The current federal debt held by the public is roughly $12.5 trillion and will total 74 percent of gross domestic product this year, according to the CBO.
But the worsening debt-to-GDP ratio is not due to greater debt accumulation, according to the CBO. Instead, it's a function of slower anticipated economic growth. The CBO had previously downgraded its estimates of economic growth to reflect the economy's weak performance in recent years and its projections for slower labor force and productivity growth.
One other notable change in the CBO's projections was a “significantly larger” shortfall in the Social Security trust fund. The combined trust fund for Old Age and Survivors' Insurance and Disability Insurance is now expected to be exhausted in 2030, rather than 2031.
Otherwise, however, the projections, which extend CBO’s normal 10-year budget window by 25 years, are mostly unchanged from last year.
As in recent years, the CBO estimates show that the fiscal situation is unsustainable, with the debt headed toward levels only seen once before in U.S. history -- after the military spending of World War II. The CBO's projections are subject to uncertainty, meaning that the debt could be significantly higher or lower in 2039. Another possibility is that the country faces a debt-related crisis before then: It's “impossible to predict with any confidence” how long the run-up in debt could be sustained, according to the CBO. “At some point, investors would begin to doubt the government's willingness or ability to pay its debt obligations,” the report warned.

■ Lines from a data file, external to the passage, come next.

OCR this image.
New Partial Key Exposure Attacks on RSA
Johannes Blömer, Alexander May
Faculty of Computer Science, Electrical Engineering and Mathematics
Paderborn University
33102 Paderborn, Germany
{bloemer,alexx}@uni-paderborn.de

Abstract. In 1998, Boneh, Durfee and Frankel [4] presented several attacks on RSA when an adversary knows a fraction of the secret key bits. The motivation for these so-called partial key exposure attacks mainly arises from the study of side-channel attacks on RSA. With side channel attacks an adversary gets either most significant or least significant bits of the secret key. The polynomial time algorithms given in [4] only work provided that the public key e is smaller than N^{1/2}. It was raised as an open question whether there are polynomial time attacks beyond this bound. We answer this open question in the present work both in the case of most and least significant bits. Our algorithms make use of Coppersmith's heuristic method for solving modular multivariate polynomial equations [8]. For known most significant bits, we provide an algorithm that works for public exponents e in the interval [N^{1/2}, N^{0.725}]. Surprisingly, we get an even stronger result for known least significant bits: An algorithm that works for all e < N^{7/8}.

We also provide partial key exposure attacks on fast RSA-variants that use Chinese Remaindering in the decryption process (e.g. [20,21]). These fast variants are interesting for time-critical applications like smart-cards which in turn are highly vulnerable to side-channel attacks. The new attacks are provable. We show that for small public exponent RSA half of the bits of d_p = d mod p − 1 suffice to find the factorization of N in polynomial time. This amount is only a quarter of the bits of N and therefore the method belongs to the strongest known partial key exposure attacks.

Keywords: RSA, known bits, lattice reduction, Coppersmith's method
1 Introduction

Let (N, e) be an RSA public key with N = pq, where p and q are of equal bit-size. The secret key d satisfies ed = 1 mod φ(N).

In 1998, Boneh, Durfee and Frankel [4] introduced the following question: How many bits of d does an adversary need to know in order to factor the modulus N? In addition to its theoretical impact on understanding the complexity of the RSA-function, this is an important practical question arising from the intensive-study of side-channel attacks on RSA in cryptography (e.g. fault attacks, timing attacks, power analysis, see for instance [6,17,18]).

Even without a crisis, however, the debt is on track to strain the government’s resources and put pressure on discretionary programs such as military spending and domestic programs.
Spending on entitlements such as Social Security and health care programs is going to double, as will interest payments on the debt. Spending on all other priorities will shrink in response.
The trend toward government spending on health care has come at the same time that health care cost growth has slowed, in the CBO’s analysis. The current projection for spending on the government’s major health care programs in 2039 is lower than the CBO’s 2010 projection by about 1.5 percent of gross domestic product. That is a difference of roughly $250 billion, in 2014 GDP terms, and would be much larger in 2039. That improvement comes separately from any changes due to Obamacare and reflects the CBO’s changing measurement of trends that pre-date the recession.
The White House Office of Management and Budget issued projections Friday in its mid-session review that the deficit would fall to $583 billion this year, and that debt would be the same in 2024 as it is this year as a share of GDP.